Findings from a recent study demonstrated mTOR signaling as a causal factor in the senescence of lung cells and emphysema65. Our in vitro findings agree with those reported in that study. Therefore, we can speculate that treatment with regorafenib results in amelioration of PPE-induced emphysema, at least in part through attenuation of senescence. The extent of the causal contribution of the effect of regorafenib on senescence to the amelioration of PPE-induced emphysema remains to be determined. However, regarding the phosphorylation of downstream targets of mTORC1, i.e., 4EBP-1, S6, and PRAS40, there is some discrepancy between the in vitro findings and the observations in the PPE model. This might be due to a dominant role of other downstream pathways of mTORC1, such as the IL-1α/NF-kB and mitogen-activated protein kinase-activated protein kinase-2 (MK2) pathways, in PPE-treated mice, particularly regarding SASP induction Alternatively, individual heterogeneity may be generated by a complex signaling network in PPE-treated mice, in contrast to the homogeneity of cultured cells.
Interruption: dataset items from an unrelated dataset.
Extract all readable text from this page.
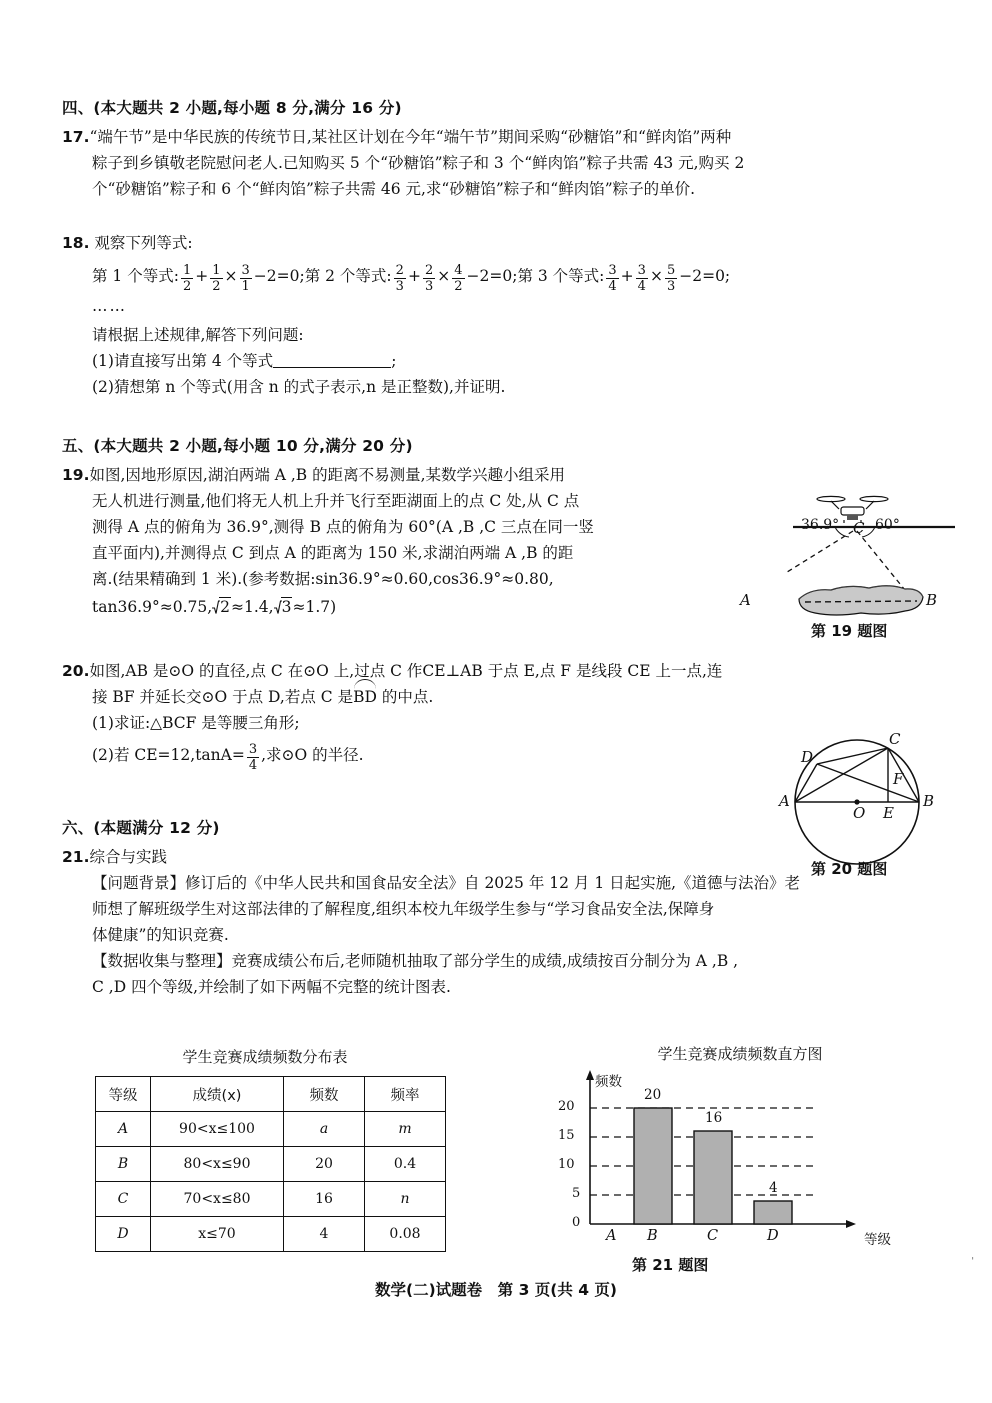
四、(本大题共 2 小题,每小题 8 分,满分 16 分)

17.“端午节”是中华民族的传统节日,某社区计划在今年“端午节”期间采购“砂糖馅”和“鲜肉馅”两种

粽子到乡镇敬老院慰问老人.已知购买 5 个“砂糖馅”粽子和 3 个“鲜肉馅”粽子共需 43 元,购买 2

个“砂糖馅”粽子和 6 个“鲜肉馅”粽子共需 46 元,求“砂糖馅”粽子和“鲜肉馅”粽子的单价.

18. 观察下列等式:

第 1 个等式: $\frac{1}{2} + \frac{1}{2} \times \frac{3}{1} -2=0$;第 2 个等式: $\frac{2}{3} + \frac{2}{3} \times \frac{4}{2} -2=0$;第 3 个等式: $\frac{3}{4} + \frac{3}{4} \times \frac{5}{3} -2=0$;

……

请根据上述规律,解答下列问题:

(1)请直接写出第 4 个等式	;

(2)猜想第 n 个等式(用含 n 的式子表示,n 是正整数),并证明.

五、(本大题共 2 小题,每小题 10 分,满分 20 分)

19.如图,因地形原因,湖泊两端 A ,B 的距离不易测量,某数学兴趣小组采用

无人机进行测量,他们将无人机上升并飞行至距湖面上的点 C 处,从 C 点

测得 A 点的俯角为 36.9°,测得 B 点的俯角为 60°(A ,B ,C 三点在同一竖

直平面内),并测得点 C 到点 A 的距离为 150 米,求湖泊两端 A ,B 的距

离.(结果精确到 1 米).(参考数据:sin36.9°≈0.60,cos36.9°≈0.80,

tan36.9°≈0.75, 2≈1.4, 3≈1.7)

20.如图,AB 是⊙O 的直径,点 C 在⊙O 上,过点 C 作CE⊥AB 于点 E,点 F 是线段 CE 上一点,连

接 BF 并延长交⊙O 于点 D,若点 C 是BD 的中点.

(1)求证:△BCF 是等腰三角形;

(2)若 $CE=12,\tan A= \frac{3}{4}$ ,求⊙O 的半径.

六、(本题满分 12 分)

21.综合与实践

【问题背景】修订后的《中华人民共和国食品安全法》自 2025 年 12 月 1 日起实施,《道德与法治》老

师想了解班级学生对这部法律的了解程度,组织本校九年级学生参与“学习食品安全法,保障身

体健康”的知识竞赛.

【数据收集与整理】竞赛成绩公布后,老师随机抽取了部分学生的成绩,成绩按百分制分为 A ,B ,

C ,D 四个等级,并绘制了如下两幅不完整的统计图表.

36.9°	60°
C
A	B
第 19 题图
A	B
C
D
E
F
O
第 20 题图
学生竞赛成绩频数分布表
等级	成绩(x)	频数	频率
A	90<x≤100	a	m
B	80<x≤90	20	0.4
C	70<x≤80	16	n
D	x≤70	4	0.08
学生竞赛成绩频数直方图
20
15
10
5
0
频数
等级
20
16
4
A B	C	D
第 21 题图	'
数学(二)试题卷　第 3 页(共 4 页)
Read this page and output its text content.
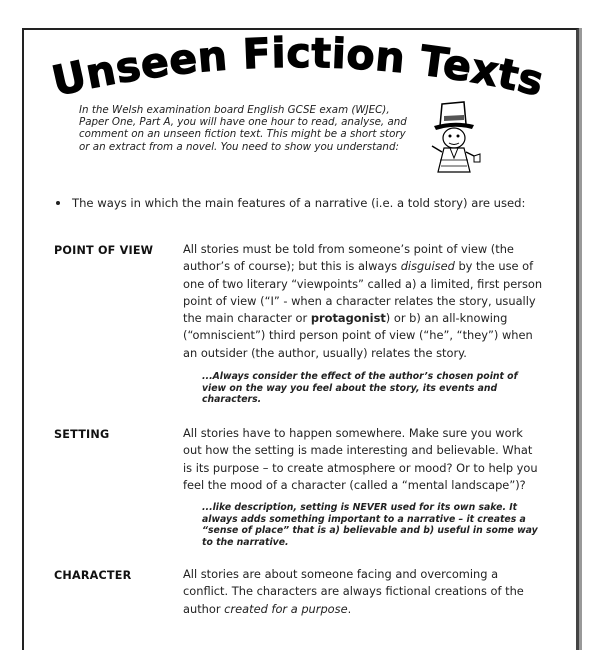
Unseen Fiction Texts
In the Welsh examination board English GCSE exam (WJEC), Paper One, Part A, you will have one hour to read, analyse, and comment on an unseen fiction text. This might be a short story or an extract from a novel. You need to show you understand:
The ways in which the main features of a narrative (i.e. a told story) are used:
POINT OF VIEW	All stories must be told from someone’s point of view (the author’s of course); but this is always disguised by the use of one of two literary “viewpoints” called a) a limited, first person point of view (“I” - when a character relates the story, usually the main character or protagonist) or b) an all-knowing (“omniscient”) third person point of view (“he”, “they”) when an outsider (the author, usually) relates the story.
...Always consider the effect of the author’s chosen point of view on the way you feel about the story, its events and characters.
SETTING	All stories have to happen somewhere. Make sure you work out how the setting is made interesting and believable. What is its purpose – to create atmosphere or mood? Or to help you feel the mood of a character (called a “mental landscape”)?
...like description, setting is NEVER used for its own sake. It always adds something important to a narrative – it creates a “sense of place” that is a) believable and b) useful in some way to the narrative.
CHARACTER	All stories are about someone facing and overcoming a conflict. The characters are always fictional creations of the author created for a purpose.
Findings from accumulated studies have placed mTOR signaling as the central node in both aging and ARDs; thus, the effort to target mTOR signaling has been considerable. Many rapalogs have been developed since the initial discovery of rapamycin as an inhibitor of mTOR20,66. mTOR signaling is also a target of metformin and calorie restriction, which result in a prolonged lifespan across a range of model organisms42,67. The findings of the current study demonstrated that AKT/mTOR signaling, as a major target, was also inhibited by treatment with regorafenib. Based on the marked senomorphic effect of regorafenib, its combination with other compounds is worthwhile to promote its beneficial effects on emphysema. In addition, there is a temptation to speculate on the therapeutic potential of regorafenib in other senescence-related inflammatory diseases, such as osteoarthritis. This idea is supported by the identification of the SASP components IL-6 and IL-8 and their downstream JAK/STAT3 signaling pathway as targets of regorafenib.

In conclusion, the findings of our study demonstrated that treatment with regorafenib resulted in effective amelioration of both senescence and the progression of emphysema. These findings suggest the potential for the use of regorafenib as a senomorphic drug targeting ARDs.